I can understand why GIs considered France as a huge brothel, when they entered it during the Second World War.
Prior to that the majority of Americans did not travel abroad and their knowledge outside their own country was rather poor. Hence, as liberators they struck a good chord with French women since they associated their land with seduction and sex.
However, there was plenty of romance and passion – but also rape and prostitution on a large scale.
A new book by an American historian examines the bonds that formed between the French and their saviours from the other side of the Atlantic. What Soldiers Do by Mary Louise Roberts, professor of history at the University of Wisconsin-Madison, also helps to explain the mutual distrust that has marked post-war Franco-American relations.
On the French side there is an unspoken grievance at the emasculation of French men. On the US side, there is condescension for men who allowed themselves to be emasculated.
Philippe Coste, the New York correspondent for L’Express, said that the book will help to ‘lance a boil that remains painful even after so many years. The French will surely be satisfied that their complex sentiments about their liberators are finally being explained or excused’.
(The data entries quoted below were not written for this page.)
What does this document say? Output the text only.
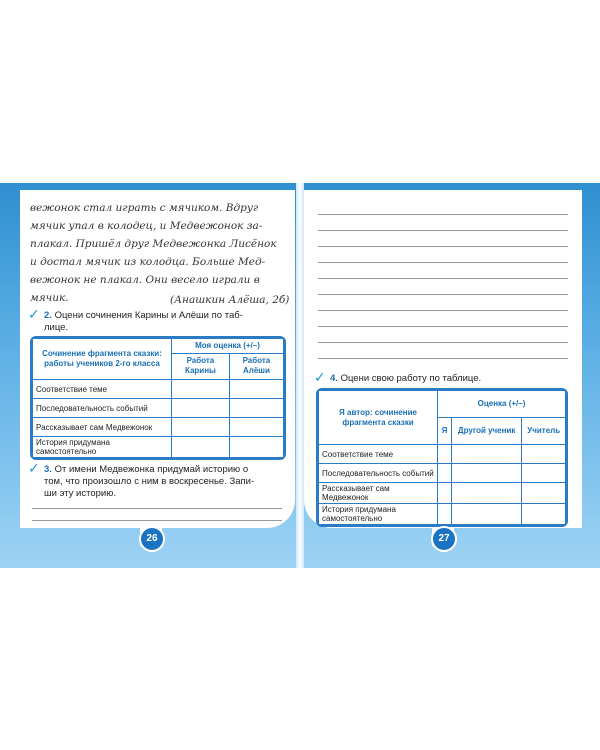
вежонок стал играть с мячиком. Вдруг
мячик упал в колодец, и Медвежонок за-
плакал. Пришёл друг Медвежонка Лисёнок
и достал мячик из колодца. Больше Мед-
вежонок не плакал. Они весело играли в
мячик.	(Анашкин Алёша, 2б)
✓ 2. Оцени сочинения Карины и Алёши по таб-
лице.
Сочинение фрагмента сказки: работы учеников 2-го класса	Моя оценка (+/–)	
	Работа Карины	Работа Алёши
Соответствие теме		
Последовательность событий		
Рассказывает сам Медвежонок		
История придумана самостоятельно		
✓ 3. От имени Медвежонка придумай историю о
том, что произошло с ним в воскресенье. Запи-
ши эту историю.
26
✓ 4. Оцени свою работу по таблице.
Я автор: сочинение фрагмента сказки	Оценка (+/–)		
	Я	Другой ученик	Учитель
Соответствие теме			
Последовательность событий			
Рассказывает сам Медвежонок			
История придумана самостоятельно			
27
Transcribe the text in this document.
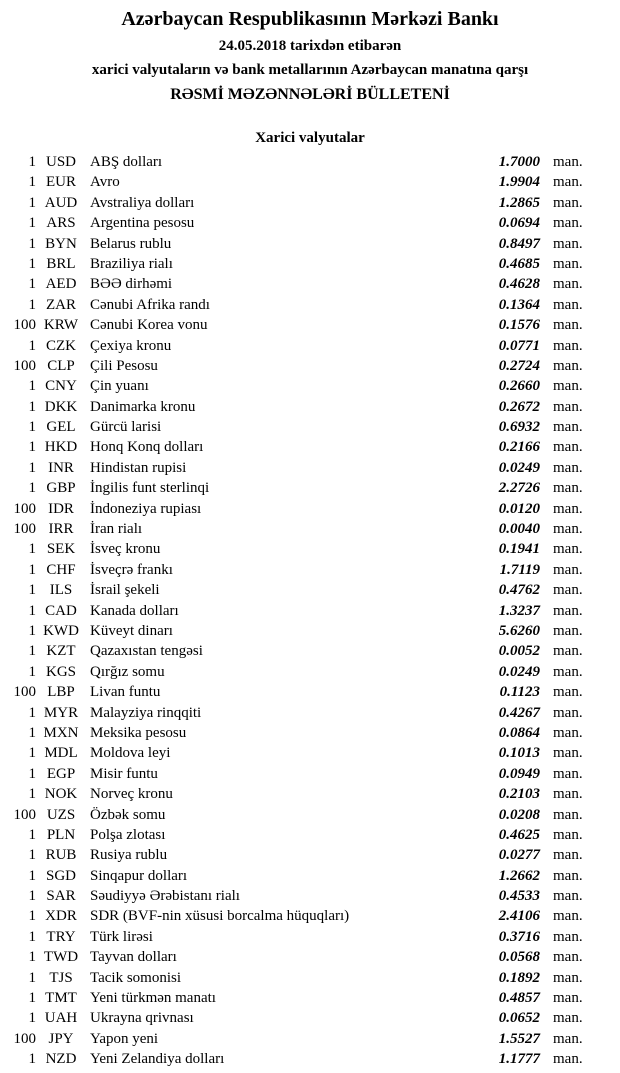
Azərbaycan Respublikasının Mərkəzi Bankı
24.05.2018 tarixdən etibarən
xarici valyutaların və bank metallarının Azərbaycan manatına qarşı
RƏSMİ MƏZƏNNƏLƏRİ BÜLLETENİ
Xarici valyutalar
1 USD ABŞ dolları	1.7000 man.
1 EUR Avro	1.9904 man.
1 AUD Avstraliya dolları	1.2865 man.
1 ARS Argentina pesosu	0.0694 man.
1 BYN Belarus rublu	0.8497 man.
1 BRL Braziliya rialı	0.4685 man.
1 AED BƏƏ dirhəmi	0.4628 man.
1 ZAR Cənubi Afrika randı	0.1364 man.
100 KRW Cənubi Korea vonu	0.1576 man.
1 CZK Çexiya kronu	0.0771 man.
100 CLP	Çili Pesosu	0.2724 man.
1 CNY Çin yuanı	0.2660 man.
1 DKK Danimarka kronu	0.2672 man.
1 GEL Gürcü larisi	0.6932 man.
1 HKD Honq Konq dolları	0.2166 man.
1 INR	Hindistan rupisi	0.0249 man.
1 GBP İngilis funt sterlinqi	2.2726 man.
100 IDR	İndoneziya rupiası	0.0120 man.
100 IRR	İran rialı	0.0040 man.
1 SEK İsveç kronu	0.1941 man.
1 CHF İsveçrə frankı	1.7119 man.
1 ILS	İsrail şekeli	0.4762 man.
1 CAD Kanada dolları	1.3237 man.
1 KWD Küveyt dinarı	5.6260 man.
1 KZT Qazaxıstan tengəsi	0.0052 man.
1 KGS Qırğız somu	0.0249 man.
100 LBP	Livan funtu	0.1123 man.
1 MYR Malayziya rinqqiti	0.4267 man.
1 MXN Meksika pesosu	0.0864 man.
1 MDL Moldova leyi	0.1013 man.
1 EGP Misir funtu	0.0949 man.
1 NOK Norveç kronu	0.2103 man.
100 UZS Özbək somu	0.0208 man.
1 PLN Polşa zlotası	0.4625 man.
1 RUB Rusiya rublu	0.0277 man.
1 SGD Sinqapur dolları	1.2662 man.
1 SAR Səudiyyə Ərəbistanı rialı	0.4533 man.
1 XDR SDR (BVF-nin xüsusi borcalma hüquqları)	2.4106 man.
1 TRY Türk lirəsi	0.3716 man.
1 TWD Tayvan dolları	0.0568 man.
1 TJS	Tacik somonisi	0.1892 man.
1 TMT Yeni türkmən manatı	0.4857 man.
1 UAH Ukrayna qrivnası	0.0652 man.
100 JPY	Yapon yeni	1.5527 man.
1 NZD Yeni Zelandiya dolları	1.1777 man.
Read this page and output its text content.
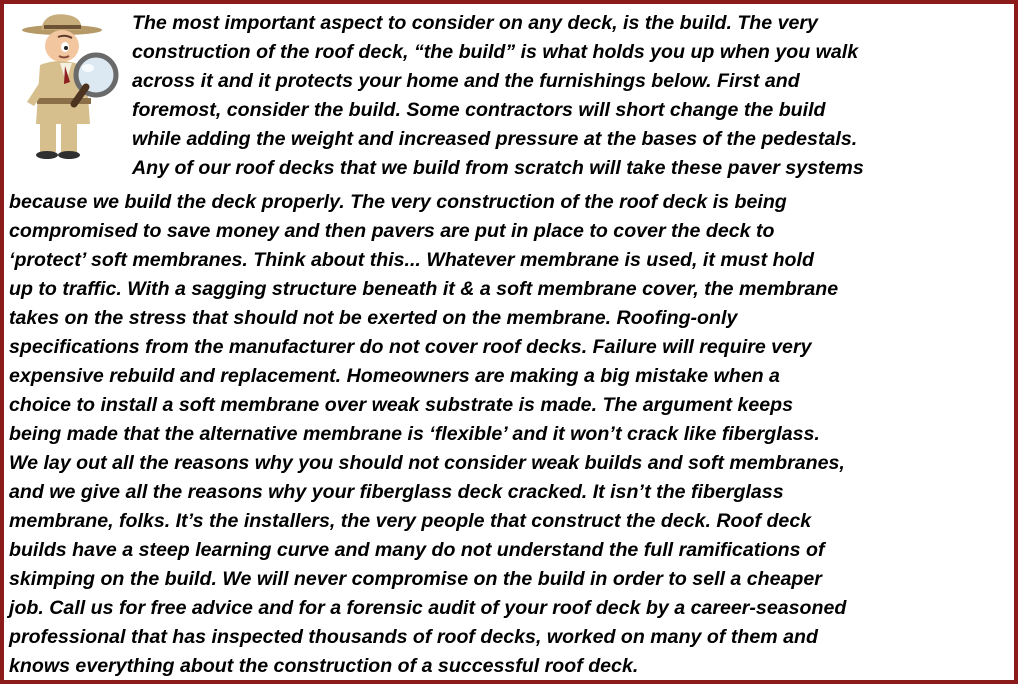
The most important aspect to consider on any deck, is the build. The very
construction of the roof deck, “the build” is what holds you up when you walk
across it and it protects your home and the furnishings below. First and
foremost, consider the build. Some contractors will short change the build
while adding the weight and increased pressure at the bases of the pedestals.
Any of our roof decks that we build from scratch will take these paver systems
because we build the deck properly. The very construction of the roof deck is being
compromised to save money and then pavers are put in place to cover the deck to
‘protect’ soft membranes. Think about this... Whatever membrane is used, it must hold
up to traffic. With a sagging structure beneath it & a soft membrane cover, the membrane
takes on the stress that should not be exerted on the membrane. Roofing-only
specifications from the manufacturer do not cover roof decks. Failure will require very
expensive rebuild and replacement. Homeowners are making a big mistake when a
choice to install a soft membrane over weak substrate is made. The argument keeps
being made that the alternative membrane is ‘flexible’ and it won’t crack like fiberglass.
We lay out all the reasons why you should not consider weak builds and soft membranes,
and we give all the reasons why your fiberglass deck cracked. It isn’t the fiberglass
membrane, folks. It’s the installers, the very people that construct the deck. Roof deck
builds have a steep learning curve and many do not understand the full ramifications of
skimping on the build. We will never compromise on the build in order to sell a cheaper
job. Call us for free advice and for a forensic audit of your roof deck by a career-seasoned
professional that has inspected thousands of roof decks, worked on many of them and
knows everything about the construction of a successful roof deck.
Roberts gained access to previously secret archive material, which she says shows that D-Day was widely viewed in the US army as the gateway to erotic fantasy. The prevailing view was summed up by Joe Weston, a journalist at Life: ‘France was a tremendous brothel inhabited by forty million hedonists.’
Weston says, ‘The American military hierarchy did nothing to dispel the prevalent view of France as a land of low morality and high jinx. Indeed, stereotypes were encouraged.’
The myth of the manly GI turned out to be too successful, the book says. Sexual fantasies about France did indeed motivate GIs to get off the boat and fight, but such fantasies unleashed a veritable tsunami of male lust. Romances flourished, to the anger of French men unable to compete with their well-fed, muscular and comparatively wealthy American counterparts.
Many had assumed that liberation would allow them to regain their pre-war status as citizens of a great power. Instead, as they were booted out of their own bedrooms, they realised that a new world order had been established.
Rural, conservative France suffered a notable shock as American soldiers propositioned the most respectable of women – sometimes in front of their husbands. Prostitution flourished and cities such as Le Havre became what one councillor called ‘the Wild West of France’. Within six months of the D-Day landings, one hundred and fifty-two American soldiers had been prosecuted for rape.
By no means all the consequences of Franco-American wartime relations were negative. Michel Frett, now a retired car worker, was born of the fifteen-day liaison between his mother and a Mr Benson in Echery, eastern France. ‘They had a beautiful romance,’ he said. Mr Fret took sixty-five years to trace his father to Houston, Texas and met him when he was ninety-one – less than a year before he died. He said that his father had seen France as the land of ‘good living and happiness’. His mother, for her part, saw the American soldier as ‘a liberator – and a handsome one at that’.
In times of war the inconceivable happens. The profane, as well as rare acts of goodness, blurs our vision – and we are left with memories that on the whole we would like to bury and forget.
Wars are inhuman and bring out the worst in us. Both conqueror and conquered pay an unacceptable price for the folly of war that leaves no one immune from pain and personal tragedy, and it is always because the lessons of history are ignored and unheeded.